Python 解释器会在你提供的工具和输入上执行代码。这样做是安全的，因为解释器只能调用你提供的工具（比如 Hugging Face 的工具）和打印函数。这意味着你能控制它能做什么，避免了潜在的风险。

另外，Python 解释器默认不允许导入不在安全列表中的模块，所以大部分常见的攻击手段都不会构成威胁。

不过，如果你需要在 ReactCodeAgent 或 CodeAgent 中使用额外的模块，你可以在初始化时，通过 additional_authorized_imports 参数来授权。这个参数接受一个字符串列表，列出你允许导入的额外模块。

In [ ]:

from transformers import ReactCodeAgent

agent = ReactCodeAgent(tools=[], additional_authorized_imports=['requests', 'bs4'])
agent.run("Could you get me the title of the page at url 'https://huggingface.co/blog'?")

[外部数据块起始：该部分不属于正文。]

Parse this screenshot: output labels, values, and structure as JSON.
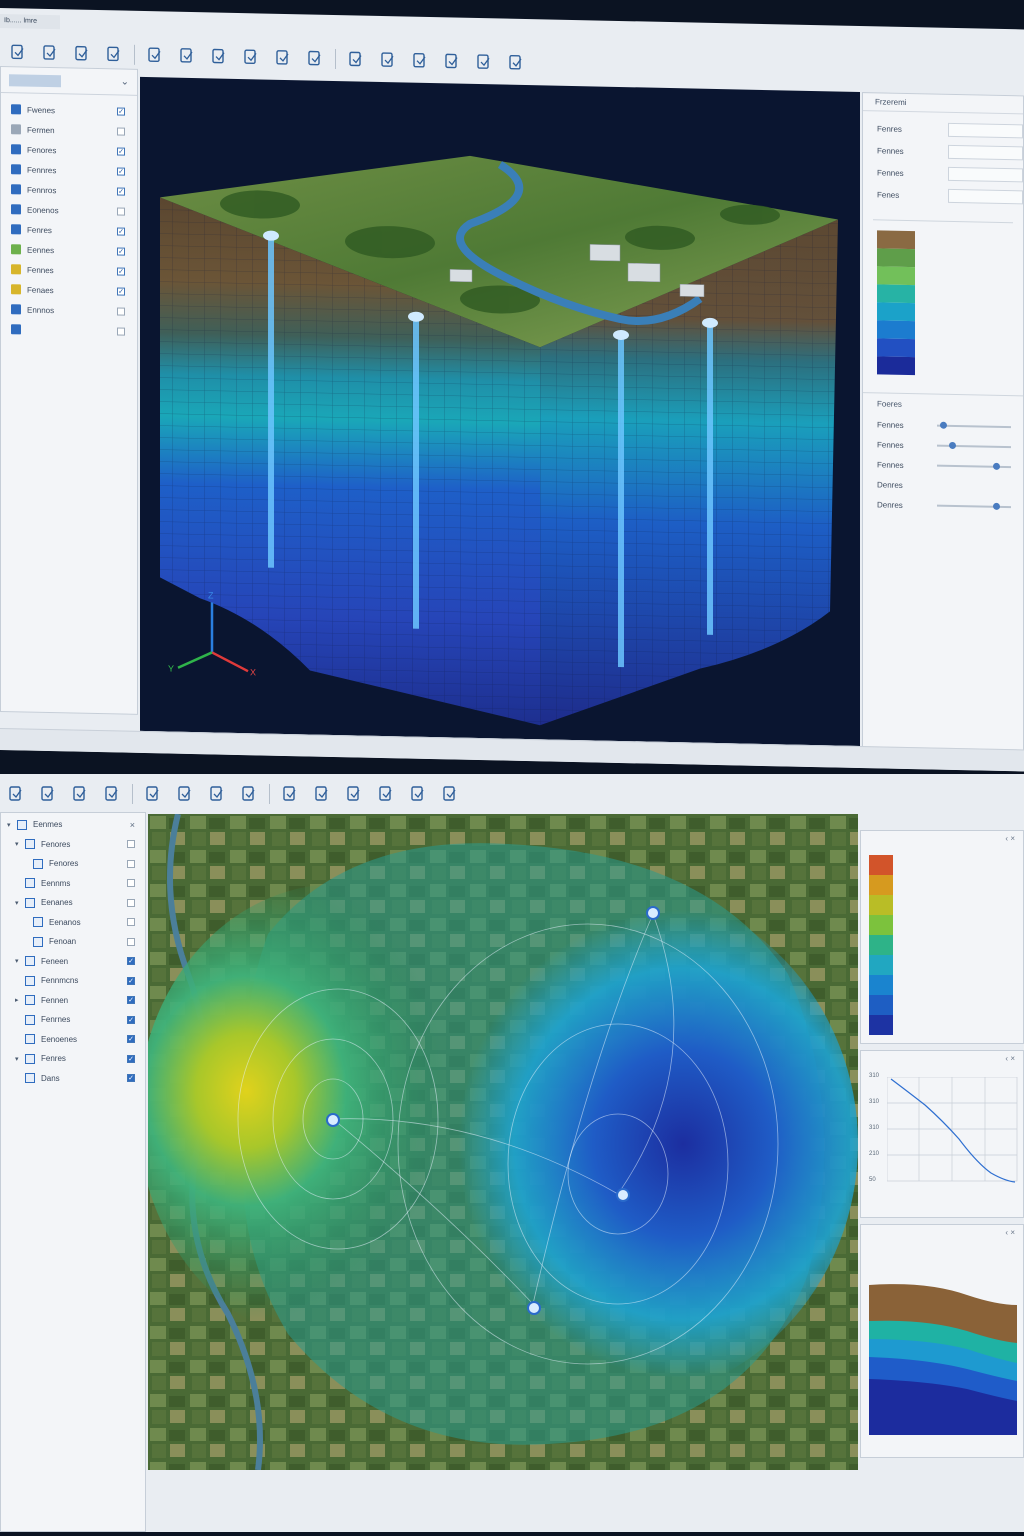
{
  "top_window": {
    "title": "Ib...... lmre",
    "toolbar_icons": [
      "select-icon",
      "document-edit-icon",
      "document-search-icon",
      "document-export-icon",
      "axis-edit-icon",
      "zoom-document-icon",
      "document-tool-icon",
      "pencil-icon",
      "zoom-icon",
      "page-icon",
      "layers-icon",
      "search-magnifier-icon",
      "document-icon",
      "document-copy-icon",
      "document-list-icon",
      "edit-icon"
    ],
    "layer_tree": {
      "items": [
        {
          "label": "Fwenes",
          "checked": true,
          "color": "#2f6cbf"
        },
        {
          "label": "Fermen",
          "checked": false,
          "color": "#9aa7b7"
        },
        {
          "label": "Fenores",
          "checked": true,
          "color": "#2f6cbf"
        },
        {
          "label": "Fennres",
          "checked": true,
          "color": "#2f6cbf"
        },
        {
          "label": "Fennros",
          "checked": true,
          "color": "#2f6cbf"
        },
        {
          "label": "Eonenos",
          "checked": false,
          "color": "#2f6cbf"
        },
        {
          "label": "Fenres",
          "checked": true,
          "color": "#2f6cbf"
        },
        {
          "label": "Eennes",
          "checked": true,
          "color": "#6db04c"
        },
        {
          "label": "Fennes",
          "checked": true,
          "color": "#d7b52b"
        },
        {
          "label": "Fenaes",
          "checked": true,
          "color": "#d7b52b"
        },
        {
          "label": "Ennnos",
          "checked": false,
          "color": "#2f6cbf"
        },
        {
          "label": "",
          "checked": false,
          "color": "#2f6cbf"
        }
      ]
    },
    "properties": {
      "title": "Frzeremi",
      "rows": [
        {
          "label": "Fenres"
        },
        {
          "label": "Fennes"
        },
        {
          "label": "Fennes"
        },
        {
          "label": "Fenes"
        }
      ]
    },
    "stratigraphy_legend": {
      "colors": [
        "#8a6a43",
        "#5f9e4a",
        "#72c05a",
        "#27b3a5",
        "#1ba2c9",
        "#1c7ccf",
        "#2250c2",
        "#1b2b9a"
      ]
    },
    "sliders": {
      "title": "Foeres",
      "rows": [
        {
          "label": "Fennes",
          "value": 0.05
        },
        {
          "label": "Fennes",
          "value": 0.18
        },
        {
          "label": "Fennes",
          "value": 0.82
        },
        {
          "label": "Denres",
          "value": null
        },
        {
          "label": "Denres",
          "value": 0.82
        }
      ]
    },
    "axes": {
      "x": "X",
      "y": "Y",
      "z": "Z"
    }
  },
  "bottom_window": {
    "toolbar_icons": [
      "select-icon",
      "document-search-icon",
      "document-export-icon",
      "document-copy-icon",
      "zoom-document-icon",
      "document-tool-icon",
      "layers-icon",
      "document-edit-icon",
      "axis-edit-icon",
      "page-icon",
      "magic-wand-icon",
      "search-icon",
      "document-icon",
      "document-zoom-icon"
    ],
    "layer_tree": {
      "items": [
        {
          "label": "Eenmes",
          "indent": 0,
          "checked": null,
          "fold": "open"
        },
        {
          "label": "Fenores",
          "indent": 1,
          "checked": false,
          "fold": "open"
        },
        {
          "label": "Fenores",
          "indent": 2,
          "checked": false,
          "fold": ""
        },
        {
          "label": "Eennms",
          "indent": 1,
          "checked": false,
          "fold": ""
        },
        {
          "label": "Eenanes",
          "indent": 1,
          "checked": false,
          "fold": "open"
        },
        {
          "label": "Eenanos",
          "indent": 2,
          "checked": false,
          "fold": ""
        },
        {
          "label": "Fenoan",
          "indent": 2,
          "checked": false,
          "fold": ""
        },
        {
          "label": "Feneen",
          "indent": 1,
          "checked": true,
          "fold": "open"
        },
        {
          "label": "Fennmcns",
          "indent": 1,
          "checked": true,
          "fold": ""
        },
        {
          "label": "Fennen",
          "indent": 1,
          "checked": true,
          "fold": "closed"
        },
        {
          "label": "Fenrnes",
          "indent": 1,
          "checked": true,
          "fold": ""
        },
        {
          "label": "Eenoenes",
          "indent": 1,
          "checked": true,
          "fold": ""
        },
        {
          "label": "Fenres",
          "indent": 1,
          "checked": true,
          "fold": "open"
        },
        {
          "label": "Dans",
          "indent": 1,
          "checked": true,
          "fold": ""
        }
      ]
    },
    "color_scale": {
      "colors": [
        "#d2542a",
        "#d69a1f",
        "#b9bd26",
        "#7cc23d",
        "#2eb388",
        "#21a7c1",
        "#1a84cf",
        "#1e5ec3",
        "#1d33a3"
      ]
    },
    "line_chart": {
      "y_ticks": [
        "310",
        "310",
        "310",
        "210",
        "50"
      ]
    },
    "section_chart": {
      "colors": [
        "#8a6238",
        "#1fb2a4",
        "#1e9ad0",
        "#1f5cc9",
        "#1c2c9e"
      ]
    }
  }
}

执行将在任何试图执行非法操作的代码处停止，或者 Agent 生成的代码存在常规的Python错误。

注意！LLM可以生成任意代码，然后执行，所以请不要添加任何不安全的导入！

系统提示¶

Agent ，或者说驱动 Agent 的LLM，基于系统提示生成输出。系统提示可以根据预期的任务进行自定义和定制。例如，查看ReactCodeAgent的系统提示（以下版本略有简化）。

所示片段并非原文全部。